ARM is pushing forward the iSIM. Their chipset designs are used in many cellular modems. The idea itself of putting the SIM inside the same chipset has advantages and seems reasonable. However, without proper certifications and tests, it currently can impose security risks and may not be more secure as claimed. Furthermore, the solution is not developed by the GSMA who is interested in interoperability and certified security solutions. This makes the iSIM not a vendor-neutral standard. SIM hardware has been developing for the past 20+ years, and significant security breaches have been addressed over time. As the hardware itself holds the user's identity, removing such a sophisticated piece of hardware would pose a significant threat to security.

nuSIM being a solution developed by Deutsche Telekom (T-Mobile) lacks the same standardisation and certification as iSIM. With no remote access to the profiles, it would be impossible to update anything in the carrier profile after production. So extensive testing needs to be done before going live with this service. However, there would still be the risk of having to replace the devices if something goes wrong with the basic SIM functionality.

Challenges to overcome

iSIM, launched in 2018, is still very immature compared to what has taken eSIM years to build up. Currently being more of a Proof of Concept, iSIM needs mass market adoption from manufacturers to succeed. Lack of certifications and questionable interoperability makes MVNO's and mobile operators cautious. Therefore, it remains to be seen if iSIM takes off. BT, SoftBank, and Sprint are currently the most prominent players supporting the ecosystem, which ARM claims would have full adoption starting from 2020.

nuSIM is technically more straightforward. There are fewer challenges to overcome on the technical side. For nuSIM to become a worldwide standard, Deutsche Telekom (T-Mobile) and its partners would rely on an open ecosystem for mobile operators, chipset manufacturers, module suppliers and providers of digital security solutions. The question remains, how many carriers would adopt this ecosystem?  They are very welcoming and looking forward to interested parties to join, but time will tell if this happens. nuSIM was launched in 2019 at MWC and the first commercially available modules with nuSIM will be ready in late 2019, as reported by Quectel.

1oT as a front-runner of IoT and M2M connectivity solutions is excited to see new developments of SIM solutions. However, until these have proven themselves, we see eSIM as the most secure and future-proof solution and are offering this to our customers.

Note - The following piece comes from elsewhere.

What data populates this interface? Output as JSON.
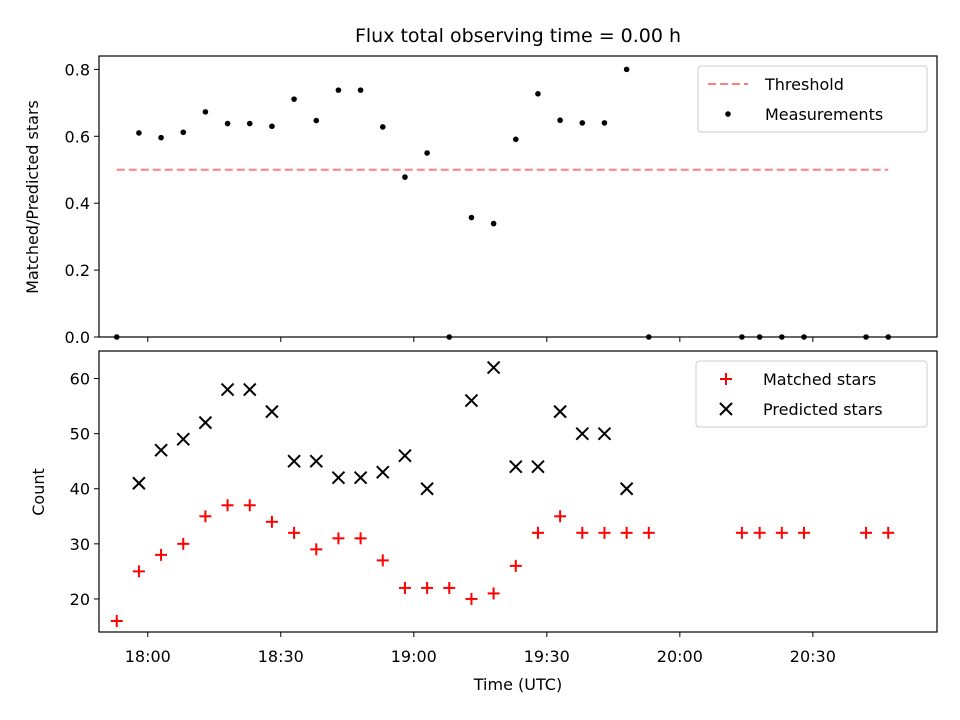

* LPWAN – Low-power Wide-area Network. Allows communication over a wide area via technologies that take minimum power to enable battery-powered sensors and products.
* OEM —  Original Equipment Manufacturer.
* SM-DP – Subscription Manager Data Preparation server. A database where you store all the different carrier subscriptions that can be downloaded onto the eSIM, together with all its dependencies.
* SM-SR – Subscription Manager Secure Routing server. Ensures that all information passing between the SM-DP and an eSIM card is fully secured.
* GSMA – GSM Association. Represents the interests of mobile network operators worldwide.
* MVNO – Mobile Virtual Network Operator. A telecommunication service provider who does not own the network infrastructure which it’s using.